Telle était, Messieurs, du cinquième au neuvième siècle, la situation de l’Europe ; pressée au Midi par les Mahométans, au Nord par les Germains et les Slaves, il était impossible que la réaction de cette double invasion ne tînt pas dans un désordre continuel l’intérieur du territoire européen. Les populations étaient sans cesse déplacées, refoulées les unes sur les autres ; rien de fixe ne pouvait s’établir ; la vie errante recommençait sans cesse partout. Il y avait sans doute quelque différence à cet égard entre les différents États : le chaos était plus grand en Allemagne que dans le reste de l’Europe ; c’était le foyer du mouvement ; la France était plus agitée que l’Italie.
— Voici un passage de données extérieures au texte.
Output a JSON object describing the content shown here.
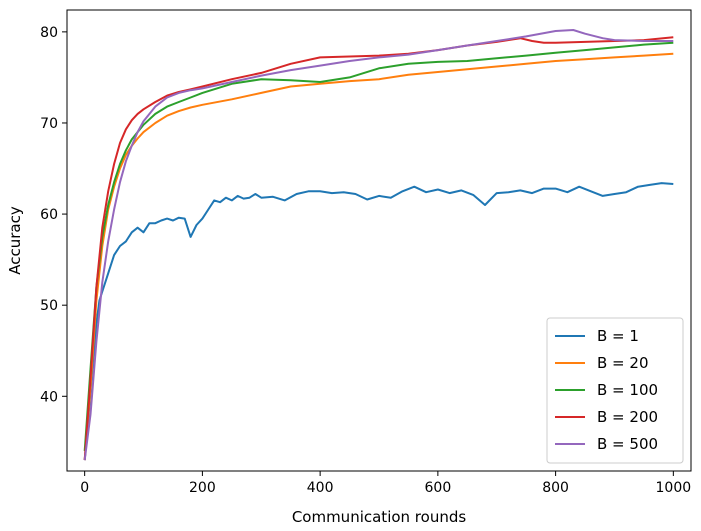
{
  "chart_data": {
    "type": "line",
    "title": "",
    "xlabel": "Communication rounds",
    "ylabel": "Accuracy",
    "xlim": [
      -30,
      1030
    ],
    "ylim": [
      31.8,
      82.4
    ],
    "xticks": [
      0,
      200,
      400,
      600,
      800,
      1000
    ],
    "yticks": [
      40,
      50,
      60,
      70,
      80
    ],
    "grid": false,
    "legend_position": "lower-right",
    "series": [
      {
        "name": "B = 1",
        "color": "#1f77b4",
        "x": [
          0,
          5,
          10,
          15,
          20,
          25,
          30,
          40,
          50,
          60,
          70,
          80,
          90,
          100,
          110,
          120,
          130,
          140,
          150,
          160,
          170,
          180,
          190,
          200,
          210,
          220,
          230,
          240,
          250,
          260,
          270,
          280,
          290,
          300,
          320,
          340,
          360,
          380,
          400,
          420,
          440,
          460,
          480,
          500,
          520,
          540,
          560,
          580,
          600,
          620,
          640,
          660,
          680,
          700,
          720,
          740,
          760,
          780,
          800,
          820,
          840,
          860,
          880,
          900,
          920,
          940,
          960,
          980,
          1000
        ],
        "y": [
          33.0,
          36.5,
          40.5,
          44.5,
          48.0,
          50.5,
          51.5,
          53.5,
          55.5,
          56.5,
          57.0,
          58.0,
          58.5,
          58.0,
          59.0,
          59.0,
          59.3,
          59.5,
          59.3,
          59.6,
          59.5,
          57.5,
          58.8,
          59.5,
          60.5,
          61.5,
          61.3,
          61.8,
          61.5,
          62.0,
          61.7,
          61.8,
          62.2,
          61.8,
          61.9,
          61.5,
          62.2,
          62.5,
          62.5,
          62.3,
          62.4,
          62.2,
          61.6,
          62.0,
          61.8,
          62.5,
          63.0,
          62.4,
          62.7,
          62.3,
          62.6,
          62.1,
          61.0,
          62.3,
          62.4,
          62.6,
          62.3,
          62.8,
          62.8,
          62.4,
          63.0,
          62.5,
          62.0,
          62.2,
          62.4,
          63.0,
          63.2,
          63.4,
          63.3
        ]
      },
      {
        "name": "B = 20",
        "color": "#ff7f0e",
        "x": [
          0,
          10,
          20,
          30,
          40,
          50,
          60,
          70,
          80,
          90,
          100,
          120,
          140,
          160,
          180,
          200,
          250,
          300,
          350,
          400,
          450,
          500,
          550,
          600,
          650,
          700,
          750,
          800,
          850,
          900,
          950,
          1000
        ],
        "y": [
          33.0,
          41.0,
          50.5,
          56.5,
          60.5,
          63.0,
          65.0,
          66.5,
          67.5,
          68.3,
          69.0,
          70.0,
          70.8,
          71.3,
          71.7,
          72.0,
          72.6,
          73.3,
          74.0,
          74.3,
          74.6,
          74.8,
          75.3,
          75.6,
          75.9,
          76.2,
          76.5,
          76.8,
          77.0,
          77.2,
          77.4,
          77.6
        ]
      },
      {
        "name": "B = 100",
        "color": "#2ca02c",
        "x": [
          0,
          10,
          20,
          30,
          40,
          50,
          60,
          70,
          80,
          90,
          100,
          120,
          140,
          160,
          180,
          200,
          250,
          300,
          350,
          400,
          450,
          500,
          550,
          600,
          650,
          700,
          750,
          800,
          850,
          900,
          950,
          1000
        ],
        "y": [
          34.0,
          43.0,
          52.0,
          57.5,
          61.0,
          63.5,
          65.5,
          67.0,
          68.2,
          69.0,
          69.8,
          71.0,
          71.8,
          72.3,
          72.8,
          73.3,
          74.3,
          74.8,
          74.7,
          74.5,
          75.0,
          76.0,
          76.5,
          76.7,
          76.8,
          77.1,
          77.4,
          77.7,
          78.0,
          78.3,
          78.6,
          78.8
        ]
      },
      {
        "name": "B = 200",
        "color": "#d62728",
        "x": [
          0,
          10,
          20,
          30,
          40,
          50,
          60,
          70,
          80,
          90,
          100,
          120,
          140,
          160,
          180,
          200,
          250,
          300,
          350,
          400,
          450,
          500,
          550,
          600,
          650,
          700,
          740,
          760,
          780,
          800,
          850,
          900,
          950,
          1000
        ],
        "y": [
          33.0,
          42.0,
          52.0,
          58.5,
          62.5,
          65.5,
          67.8,
          69.3,
          70.3,
          71.0,
          71.5,
          72.3,
          73.0,
          73.4,
          73.7,
          74.0,
          74.8,
          75.5,
          76.5,
          77.2,
          77.3,
          77.4,
          77.6,
          78.0,
          78.5,
          78.9,
          79.3,
          79.0,
          78.8,
          78.8,
          78.9,
          79.0,
          79.1,
          79.4
        ]
      },
      {
        "name": "B = 500",
        "color": "#9467bd",
        "x": [
          0,
          10,
          20,
          30,
          40,
          50,
          60,
          70,
          80,
          90,
          100,
          120,
          140,
          160,
          180,
          200,
          250,
          300,
          350,
          400,
          450,
          500,
          550,
          600,
          650,
          700,
          750,
          800,
          830,
          850,
          880,
          900,
          950,
          1000
        ],
        "y": [
          33.0,
          38.0,
          46.0,
          52.5,
          57.0,
          60.5,
          63.5,
          65.8,
          67.5,
          69.0,
          70.2,
          71.8,
          72.8,
          73.3,
          73.6,
          73.8,
          74.5,
          75.2,
          75.8,
          76.3,
          76.8,
          77.2,
          77.5,
          78.0,
          78.5,
          79.0,
          79.5,
          80.1,
          80.2,
          79.8,
          79.3,
          79.1,
          79.0,
          79.0
        ]
      }
    ]
  }
}
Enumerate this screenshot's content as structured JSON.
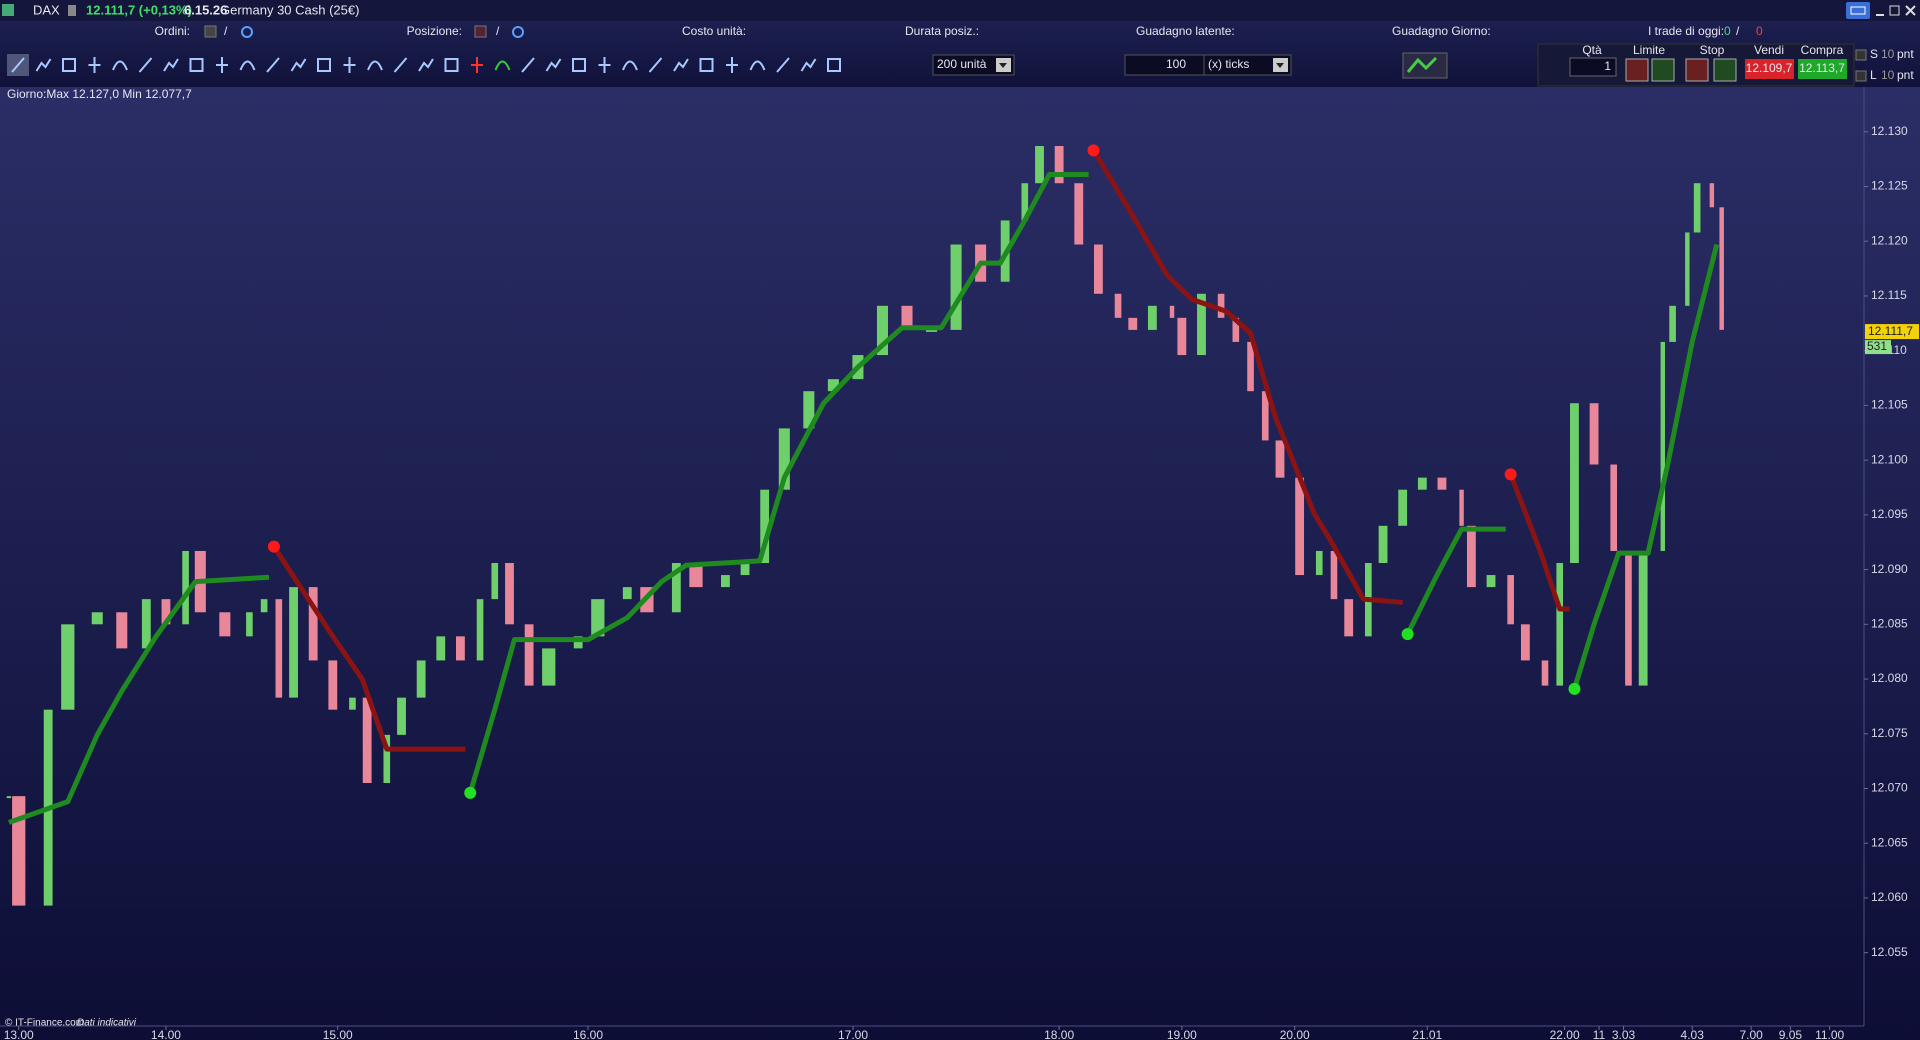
{
  "window": {
    "symbol": "DAX",
    "quote": "12.111,7 (+0,13%)",
    "clock": "6.15.26",
    "instrument": "Germany 30 Cash (25€)",
    "orders_label": "Ordini:",
    "orders_sep": "/",
    "position_label": "Posizione:",
    "position_sep": "/",
    "unit_cost_label": "Costo unità:",
    "duration_label": "Durata posiz.:",
    "latent_gain_label": "Guadagno latente:",
    "day_gain_label": "Guadagno Giorno:",
    "trades_label": "I trade di oggi:",
    "trades_won": "0",
    "trades_sep": "/",
    "trades_lost": "0",
    "units_select": "200 unità",
    "ticks_input": "100",
    "ticks_select": "(x) ticks",
    "qty_label": "Qtà",
    "qty_input": "1",
    "limit_label": "Limite",
    "stop_label": "Stop",
    "sell_label": "Vendi",
    "buy_label": "Compra",
    "sell_price": "12.109,7",
    "buy_price": "12.113,7",
    "s_label": "S",
    "l_label": "L",
    "s_pnt": "10",
    "l_pnt": "10",
    "pnt_s": "pnt",
    "pnt_l": "pnt",
    "day_range": "Giorno:Max 12.127,0 Min 12.077,7",
    "footer_source": "© IT-Finance.com",
    "footer_note": "Dati indicativi"
  },
  "chart_data": {
    "type": "candlestick",
    "up_color": "#6fcf6a",
    "down_color": "#e8869a",
    "grid": false,
    "x": [
      0,
      2,
      8,
      12,
      18,
      23,
      28,
      32,
      36,
      39,
      44,
      49,
      52,
      55,
      58,
      62,
      66,
      70,
      73,
      77,
      80,
      84,
      88,
      92,
      96,
      99,
      102,
      106,
      110,
      116,
      120,
      126,
      130,
      136,
      140,
      146,
      150,
      154,
      158,
      163,
      168,
      173,
      178,
      183,
      188,
      193,
      198,
      203,
      207,
      210,
      214,
      218,
      222,
      226,
      229,
      233,
      237,
      239,
      243,
      247,
      250,
      253,
      256,
      259,
      263,
      267,
      270,
      273,
      277,
      280,
      284,
      288,
      292,
      296,
      298,
      302,
      306,
      309,
      313,
      316,
      319,
      323,
      327,
      330,
      333,
      337,
      339,
      342,
      344,
      347,
      349
    ],
    "close": [
      12069.3,
      12059.3,
      12077.2,
      12085.0,
      12086.1,
      12082.8,
      12087.3,
      12085.0,
      12091.7,
      12086.1,
      12083.9,
      12086.1,
      12087.3,
      12078.3,
      12088.4,
      12081.7,
      12077.2,
      12078.3,
      12070.5,
      12074.9,
      12078.3,
      12081.7,
      12083.9,
      12081.7,
      12087.3,
      12090.6,
      12085.0,
      12079.4,
      12082.8,
      12083.9,
      12087.3,
      12088.4,
      12086.1,
      12090.6,
      12088.4,
      12089.5,
      12090.6,
      12097.3,
      12102.9,
      12106.3,
      12107.4,
      12109.6,
      12114.1,
      12111.9,
      12111.9,
      12119.7,
      12116.3,
      12121.9,
      12125.3,
      12128.7,
      12125.3,
      12119.7,
      12115.2,
      12113.0,
      12111.9,
      12114.1,
      12113.0,
      12109.6,
      12115.2,
      12113.0,
      12110.8,
      12106.3,
      12101.8,
      12098.4,
      12089.5,
      12091.7,
      12087.3,
      12083.9,
      12090.6,
      12094.0,
      12097.3,
      12098.4,
      12097.3,
      12094.0,
      12088.4,
      12089.5,
      12085.0,
      12081.7,
      12079.4,
      12090.6,
      12105.2,
      12099.6,
      12091.7,
      12079.4,
      12091.7,
      12110.8,
      12114.1,
      12120.8,
      12125.3,
      12123.1,
      12111.9
    ],
    "stop_lines": [
      {
        "color": "#1f8a1f",
        "x": [
          0,
          12,
          18,
          23,
          30,
          38,
          53
        ],
        "values": [
          12066.9,
          12068.8,
          12074.9,
          12078.9,
          12083.9,
          12088.9,
          12089.3
        ]
      },
      {
        "color": "#8a1414",
        "x": [
          54,
          66,
          72,
          77,
          93
        ],
        "values": [
          12092.1,
          12083.9,
          12080.0,
          12073.6,
          12073.6
        ]
      },
      {
        "color": "#1f8a1f",
        "x": [
          94,
          99,
          103,
          118,
          126,
          133,
          138,
          153,
          158,
          166,
          173,
          182,
          190,
          198,
          202,
          207,
          212,
          220
        ],
        "values": [
          12069.6,
          12077.2,
          12083.6,
          12083.6,
          12085.6,
          12088.9,
          12090.4,
          12090.8,
          12098.4,
          12105.2,
          12108.5,
          12112.1,
          12112.1,
          12118.0,
          12118.0,
          12121.9,
          12126.1,
          12126.1
        ]
      },
      {
        "color": "#8a1414",
        "x": [
          221,
          228,
          236,
          241,
          248,
          253,
          258,
          266,
          269,
          276,
          284
        ],
        "values": [
          12128.3,
          12123.1,
          12116.9,
          12114.7,
          12113.6,
          12111.6,
          12104.0,
          12095.1,
          12092.9,
          12087.3,
          12087.0
        ]
      },
      {
        "color": "#1f8a1f",
        "x": [
          285,
          291,
          296,
          305
        ],
        "values": [
          12084.1,
          12089.5,
          12093.7,
          12093.7
        ]
      },
      {
        "color": "#8a1414",
        "x": [
          306,
          312,
          316,
          318
        ],
        "values": [
          12098.7,
          12091.7,
          12086.4,
          12086.4
        ]
      },
      {
        "color": "#1f8a1f",
        "x": [
          319,
          323,
          328,
          334,
          338,
          343,
          348
        ],
        "values": [
          12079.1,
          12085.0,
          12091.5,
          12091.5,
          12099.6,
          12110.8,
          12119.7
        ]
      }
    ],
    "signals": [
      {
        "color": "#ff1a1a",
        "x": [
          54,
          221,
          306
        ],
        "values": [
          12092.1,
          12128.3,
          12098.7
        ]
      },
      {
        "color": "#22e022",
        "x": [
          94,
          285,
          319
        ],
        "values": [
          12069.6,
          12084.1,
          12079.1
        ]
      }
    ],
    "last_price": {
      "value": 12111.7,
      "label": "12.111,7"
    },
    "last_volume": "531",
    "xlim": [
      -1,
      378
    ],
    "ylim": [
      12048.3,
      12134
    ],
    "yticks": [
      {
        "value": 12055,
        "label": "12.055"
      },
      {
        "value": 12060,
        "label": "12.060"
      },
      {
        "value": 12065,
        "label": "12.065"
      },
      {
        "value": 12070,
        "label": "12.070"
      },
      {
        "value": 12075,
        "label": "12.075"
      },
      {
        "value": 12080,
        "label": "12.080"
      },
      {
        "value": 12085,
        "label": "12.085"
      },
      {
        "value": 12090,
        "label": "12.090"
      },
      {
        "value": 12095,
        "label": "12.095"
      },
      {
        "value": 12100,
        "label": "12.100"
      },
      {
        "value": 12105,
        "label": "12.105"
      },
      {
        "value": 12110,
        "label": "12.110"
      },
      {
        "value": 12115,
        "label": "12.115"
      },
      {
        "value": 12120,
        "label": "12.120"
      },
      {
        "value": 12125,
        "label": "12.125"
      },
      {
        "value": 12130,
        "label": "12.130"
      }
    ],
    "xticks": [
      {
        "value": 2,
        "label": "13.00"
      },
      {
        "value": 32,
        "label": "14.00"
      },
      {
        "value": 67,
        "label": "15.00"
      },
      {
        "value": 118,
        "label": "16.00"
      },
      {
        "value": 172,
        "label": "17.00"
      },
      {
        "value": 214,
        "label": "18.00"
      },
      {
        "value": 239,
        "label": "19.00"
      },
      {
        "value": 262,
        "label": "20.00"
      },
      {
        "value": 289,
        "label": "21.01"
      },
      {
        "value": 317,
        "label": "22.00"
      },
      {
        "value": 324,
        "label": "11"
      },
      {
        "value": 329,
        "label": "3.03"
      },
      {
        "value": 343,
        "label": "4.03"
      },
      {
        "value": 355,
        "label": "7.00"
      },
      {
        "value": 363,
        "label": "9.05"
      },
      {
        "value": 371,
        "label": "11.00"
      }
    ]
  }
}
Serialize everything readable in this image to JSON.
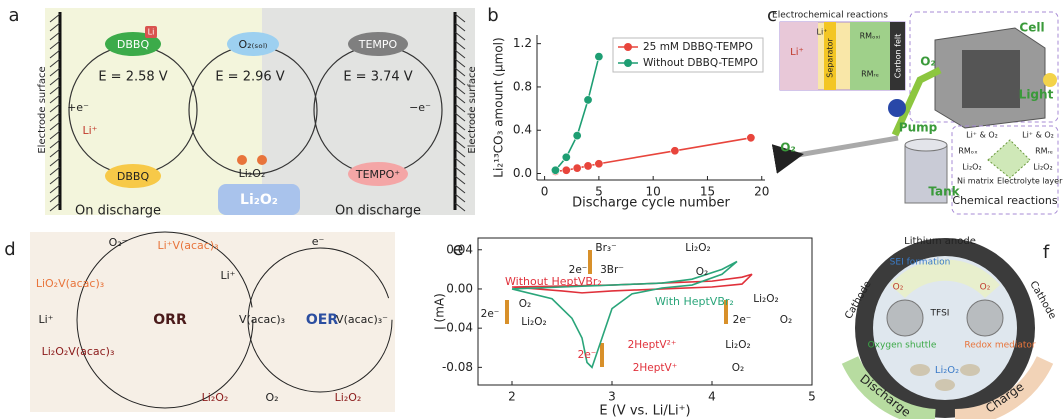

Mais nulle part la société ne pouvait s’asseoir ni se régler ; la barbarie se prolongeait partout, et par la même cause qui l’avait fait commencer.

Voilà pour la cause matérielle, celle qui se prend dans le cours des événements ; j’en viens à la cause morale, prise dans l’état intérieur de l’homme, et qui n’était pas moins puissante.

Après tout, Messieurs, quels que soient les événements extérieurs, c’est l’homme lui-même qui fait le monde ; c’est en raison des idées, des sentiments, des dispositions morales et intellectuelles de l’homme que le monde se règle en marche ; c’est de l’état intérieur de l’homme que dépend l’état visible de la société.